The gap between better- and worse-performing nonprofit healthcare credits is likely to grow in future years.

“You have definitely seen the investment-grade universe of not-for-profit healthcare providers stabilize in this post-pandemic environment,” said Douglas Kilcommons, a managing director for public finance at Kroll Bond Rating Agency. “Not-for-profit healthcare was one of the last sectors, along with transit, to emerge from the pandemic and finally reach some level of equilibrium.”

However, he added, “even very credit-worthy hospitals and health systems, including academic medical centers and those with a multi-state footprint, still face some degree of operational or financial challenges.” The inflation that has pressured labor costs as well as maintenance and supply costs is affecting all providers.

Management, he said, is another key variable in ratings stability.

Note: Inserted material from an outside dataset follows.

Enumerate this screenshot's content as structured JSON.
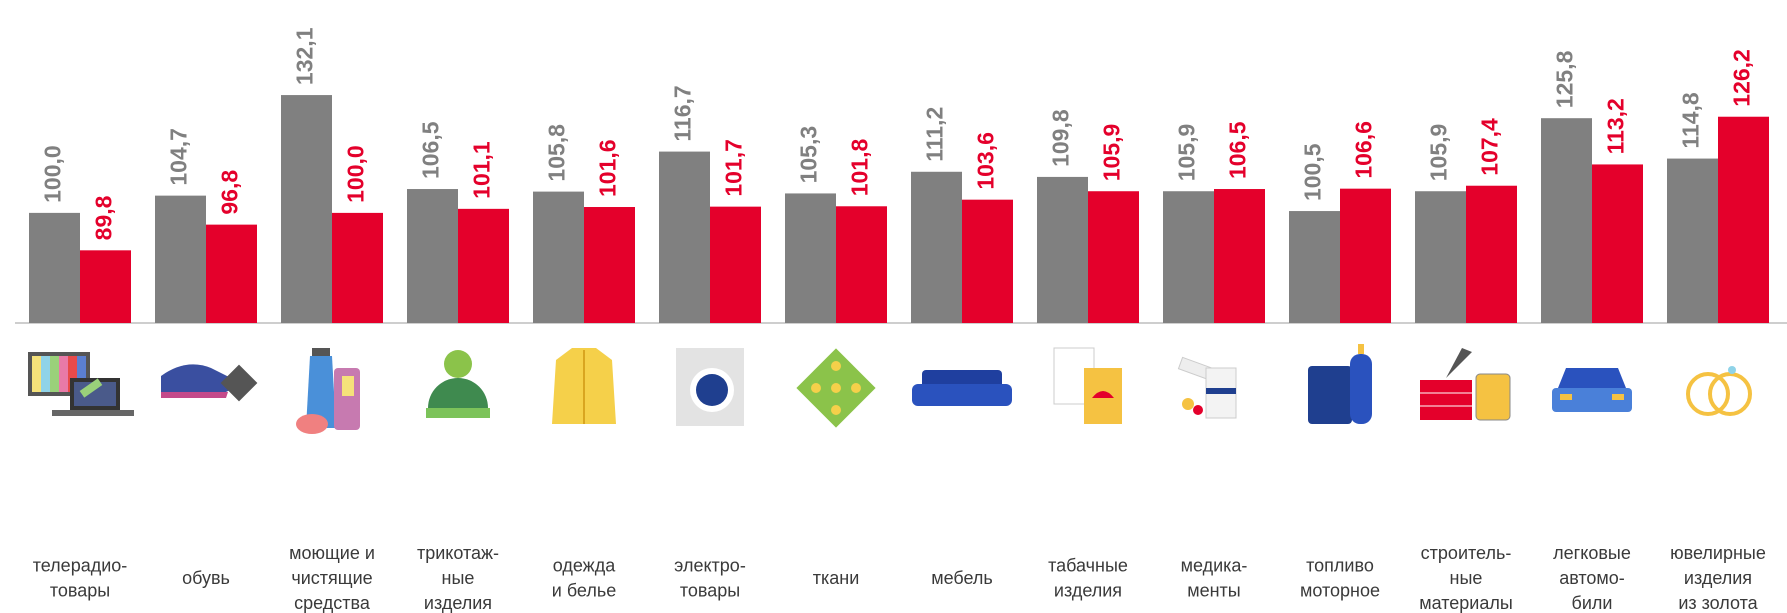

A team that is able to take decisive action and pivot on a multi-year capital program in the face of challenges can allow organizations to preserve liquidity, stabilize the situation and preserve the overall credit.

“As you descend the rating scale to non-investment grade territory, you will tend to see standalone hospitals, often in challenged geographies, that lack the financial and operational benefits providers of a similar profile enjoy through participation in a larger system,” he added. ”Isolated, standalone hospitals in rural markets lack access to a critical mass of potential patients and often struggle to attract physicians and nurses… In those markets, people are more inclined to seek care from a larger hospital or system even if they have to drive to get there.” 

In an August nonprofit healthcare sector profile, Moody’s Ratings said there were more healthcare systems with negative operating cash flow in 2023, especially at the lower end of the rating scale.

“The driving factors in the rise of systems with negative operating cash flow are higher labor costs and lower COVID-related government support,” Moody’s Vice President Daniel Steingart said. “Contributing factors also include higher denial rates and longer time to be paid from commercial insurers, drug inflation, and ongoing shift to outpatient services, which reimburse at lower rates than comparative inpatient services.”

Steingart pointed out that higher-rated systems tend to be larger and to have stronger management teams, both important factors in financial recovery.

The rating agency’s breakdown of financial performance by region showed that by some metrics, such as profitability and operating cash flow margins, the Midwest was the second worst performing region after the Northeast. 

“Systems in high growth areas, like the South and Southeast, are performing much better, due in part to high population growth,” Steingart said.

In an Aug. 30 report on nonprofit healthcare 2023 medians, S&P Global Ratings noted profitability measures in the sector remain “well below the decade’s historical baseline,” and days cash on hand is under continued pressure.

The village of Hicksville, Ohio. Community Memorial Hospital, based in Hicksville, closed its doors for good on Aug. 31.

Village of Hicksville

“Organizations are still being challenged by a higher staffing expense base with reimbursement rates that have improved, but haven’t quite caught up to that higher expense base,” Suzie Desai, U.S. public finance managing director at S&P, told The Bond Buyer. “The rate of increases in salary expenses and use of contract labor (as well as those rates) have come down, but salaries and related expenses are generally still increasing year over year on an already high expense base.”

Even some higher-rated organizations have seen weakening credit quality, S&P said, as the inflationary pressures and staffing issues of recent years hit the entire sector.

Fitch’s Holloran stressed that nonprofit healthcare providers are not out of the woods yet. And as Community Memorial’s closure shows, for the bottom tier of organizations, things may get worse.

“The reality is, this is still a very challenging sector to work in, and there are still those big macroeconomic trends that we’re watching,” he said. “Low birth rates, aging population — you can see it coming a mile away.

“We really need those margins to start ticking back up, and it’s a very hard sector to do that in,” he added.